Data In Other Formats
You may have data stored in format other than CSV.
I would recommend that you use standard tools and libraries to convert it to CSV format before working with the data in R. Once converted, you can then use the recipes above to work with it.
Summary
In this short post, you discovered how you can load your data into R.
You learned two recipes for loading data:
- Load data from a local CSV file.
- Load data from a CSV file located on a server.
Next Step
Did you try out these recipes?
- Start your R interactive environment.
- Type or copy-and-paste the recipes above and try them out.
- Use the built-in help in R to learn more about the functions used.
Do you have a question. Ask it in the comments and I will do my best to answer it.
Thanks for your post, it was really good. Here’s my input get best Process View / Machine View monitoring system from us.
You’re welcome John.
I’m happy with your skip-the-academics approach (and glad to know I don’t have to break down and get that PhD either!)

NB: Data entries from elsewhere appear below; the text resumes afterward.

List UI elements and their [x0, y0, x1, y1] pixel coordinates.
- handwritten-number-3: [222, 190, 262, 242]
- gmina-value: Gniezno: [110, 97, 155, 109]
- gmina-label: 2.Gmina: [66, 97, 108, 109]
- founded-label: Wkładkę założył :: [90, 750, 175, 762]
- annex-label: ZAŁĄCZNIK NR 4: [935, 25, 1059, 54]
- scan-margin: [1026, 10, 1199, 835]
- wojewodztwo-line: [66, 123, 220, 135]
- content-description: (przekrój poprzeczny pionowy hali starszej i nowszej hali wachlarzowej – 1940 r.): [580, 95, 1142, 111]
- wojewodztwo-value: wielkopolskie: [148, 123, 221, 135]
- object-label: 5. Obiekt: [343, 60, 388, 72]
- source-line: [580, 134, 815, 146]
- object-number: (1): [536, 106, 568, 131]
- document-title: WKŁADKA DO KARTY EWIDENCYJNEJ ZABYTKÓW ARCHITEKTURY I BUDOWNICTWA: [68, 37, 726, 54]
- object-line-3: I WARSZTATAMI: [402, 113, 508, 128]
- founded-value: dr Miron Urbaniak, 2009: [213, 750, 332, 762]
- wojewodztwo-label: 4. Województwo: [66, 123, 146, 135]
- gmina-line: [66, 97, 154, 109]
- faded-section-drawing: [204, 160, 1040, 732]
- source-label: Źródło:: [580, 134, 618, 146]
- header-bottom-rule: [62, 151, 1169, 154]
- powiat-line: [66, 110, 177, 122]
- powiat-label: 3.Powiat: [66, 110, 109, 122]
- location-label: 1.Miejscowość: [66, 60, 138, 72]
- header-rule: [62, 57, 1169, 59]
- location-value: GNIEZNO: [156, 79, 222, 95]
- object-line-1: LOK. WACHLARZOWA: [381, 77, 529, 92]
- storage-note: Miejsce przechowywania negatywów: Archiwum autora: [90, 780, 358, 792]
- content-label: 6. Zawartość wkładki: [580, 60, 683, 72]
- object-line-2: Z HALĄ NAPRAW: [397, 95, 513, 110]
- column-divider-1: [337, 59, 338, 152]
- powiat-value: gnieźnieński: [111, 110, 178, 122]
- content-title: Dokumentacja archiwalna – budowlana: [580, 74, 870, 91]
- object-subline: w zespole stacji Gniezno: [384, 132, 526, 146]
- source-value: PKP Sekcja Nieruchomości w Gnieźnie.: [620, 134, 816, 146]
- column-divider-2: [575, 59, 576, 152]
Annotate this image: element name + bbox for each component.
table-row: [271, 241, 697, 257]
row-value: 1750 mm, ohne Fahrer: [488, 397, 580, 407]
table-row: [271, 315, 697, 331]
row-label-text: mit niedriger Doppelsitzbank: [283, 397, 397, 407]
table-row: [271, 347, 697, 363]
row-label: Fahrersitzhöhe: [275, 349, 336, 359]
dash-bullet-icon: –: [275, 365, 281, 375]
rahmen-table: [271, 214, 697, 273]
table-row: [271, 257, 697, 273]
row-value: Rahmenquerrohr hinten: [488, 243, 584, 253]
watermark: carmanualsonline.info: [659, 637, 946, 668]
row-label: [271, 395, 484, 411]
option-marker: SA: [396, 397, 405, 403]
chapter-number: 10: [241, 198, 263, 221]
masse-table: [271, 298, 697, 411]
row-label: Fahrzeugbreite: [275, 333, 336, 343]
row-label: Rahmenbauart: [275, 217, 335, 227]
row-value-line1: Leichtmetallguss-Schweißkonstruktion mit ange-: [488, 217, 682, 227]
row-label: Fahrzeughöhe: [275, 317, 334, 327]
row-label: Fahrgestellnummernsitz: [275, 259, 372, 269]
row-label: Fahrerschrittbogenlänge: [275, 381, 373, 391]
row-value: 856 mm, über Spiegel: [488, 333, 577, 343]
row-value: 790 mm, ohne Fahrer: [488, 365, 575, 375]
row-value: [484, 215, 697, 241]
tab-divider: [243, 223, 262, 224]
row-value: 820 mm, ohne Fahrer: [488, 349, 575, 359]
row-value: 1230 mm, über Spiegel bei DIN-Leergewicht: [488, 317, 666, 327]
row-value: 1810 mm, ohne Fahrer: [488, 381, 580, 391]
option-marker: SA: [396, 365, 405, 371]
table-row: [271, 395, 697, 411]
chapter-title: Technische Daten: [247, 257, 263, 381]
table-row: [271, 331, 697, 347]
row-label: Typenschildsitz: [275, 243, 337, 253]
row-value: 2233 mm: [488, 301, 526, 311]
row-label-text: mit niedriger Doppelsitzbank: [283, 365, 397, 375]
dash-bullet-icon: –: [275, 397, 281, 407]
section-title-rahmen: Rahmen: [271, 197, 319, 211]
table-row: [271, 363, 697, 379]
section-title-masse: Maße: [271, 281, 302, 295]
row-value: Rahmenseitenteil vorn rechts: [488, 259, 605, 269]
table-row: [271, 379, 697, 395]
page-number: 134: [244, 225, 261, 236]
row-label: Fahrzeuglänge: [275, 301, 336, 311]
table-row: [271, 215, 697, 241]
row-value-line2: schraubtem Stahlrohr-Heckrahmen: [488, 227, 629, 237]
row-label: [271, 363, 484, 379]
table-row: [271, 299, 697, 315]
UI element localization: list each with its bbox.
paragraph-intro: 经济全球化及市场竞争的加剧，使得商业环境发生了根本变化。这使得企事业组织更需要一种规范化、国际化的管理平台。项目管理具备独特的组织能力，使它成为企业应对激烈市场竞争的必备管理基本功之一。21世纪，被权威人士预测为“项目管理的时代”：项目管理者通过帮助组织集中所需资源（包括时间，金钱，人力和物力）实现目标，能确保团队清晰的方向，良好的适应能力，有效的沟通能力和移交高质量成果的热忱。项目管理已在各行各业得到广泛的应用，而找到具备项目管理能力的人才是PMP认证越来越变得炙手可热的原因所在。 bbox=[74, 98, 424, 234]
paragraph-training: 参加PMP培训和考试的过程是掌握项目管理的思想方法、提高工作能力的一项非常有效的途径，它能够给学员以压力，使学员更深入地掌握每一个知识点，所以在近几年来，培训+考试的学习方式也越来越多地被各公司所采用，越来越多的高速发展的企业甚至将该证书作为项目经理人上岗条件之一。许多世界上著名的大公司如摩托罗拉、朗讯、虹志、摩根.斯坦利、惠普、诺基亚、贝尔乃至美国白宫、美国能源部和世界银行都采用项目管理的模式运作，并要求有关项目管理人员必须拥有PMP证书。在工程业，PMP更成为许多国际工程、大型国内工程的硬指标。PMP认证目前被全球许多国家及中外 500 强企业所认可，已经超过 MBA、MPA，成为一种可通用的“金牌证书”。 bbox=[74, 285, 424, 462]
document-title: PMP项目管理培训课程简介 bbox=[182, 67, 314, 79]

But here’s an even more obvious question that I think you should answer on this page: how do you load the sample data that’s already packaged with R (e.g. the “iris” dataset) into your workspace and look at it? I just spent several embarrassing hours tracking down the answer to that question, because most sites don’t cover such preliminary, nuts-and-bolts stuff.
I cover how to work with built-in datasets in R in this post (including iris):
https://machinelearningmastery.com/machine-learning-datasets-in-r/
I hope that helps
For the Iris dataset tne step are shown. Is the steps the same for the wine data set? Please help, how to implement knn on the dataset then.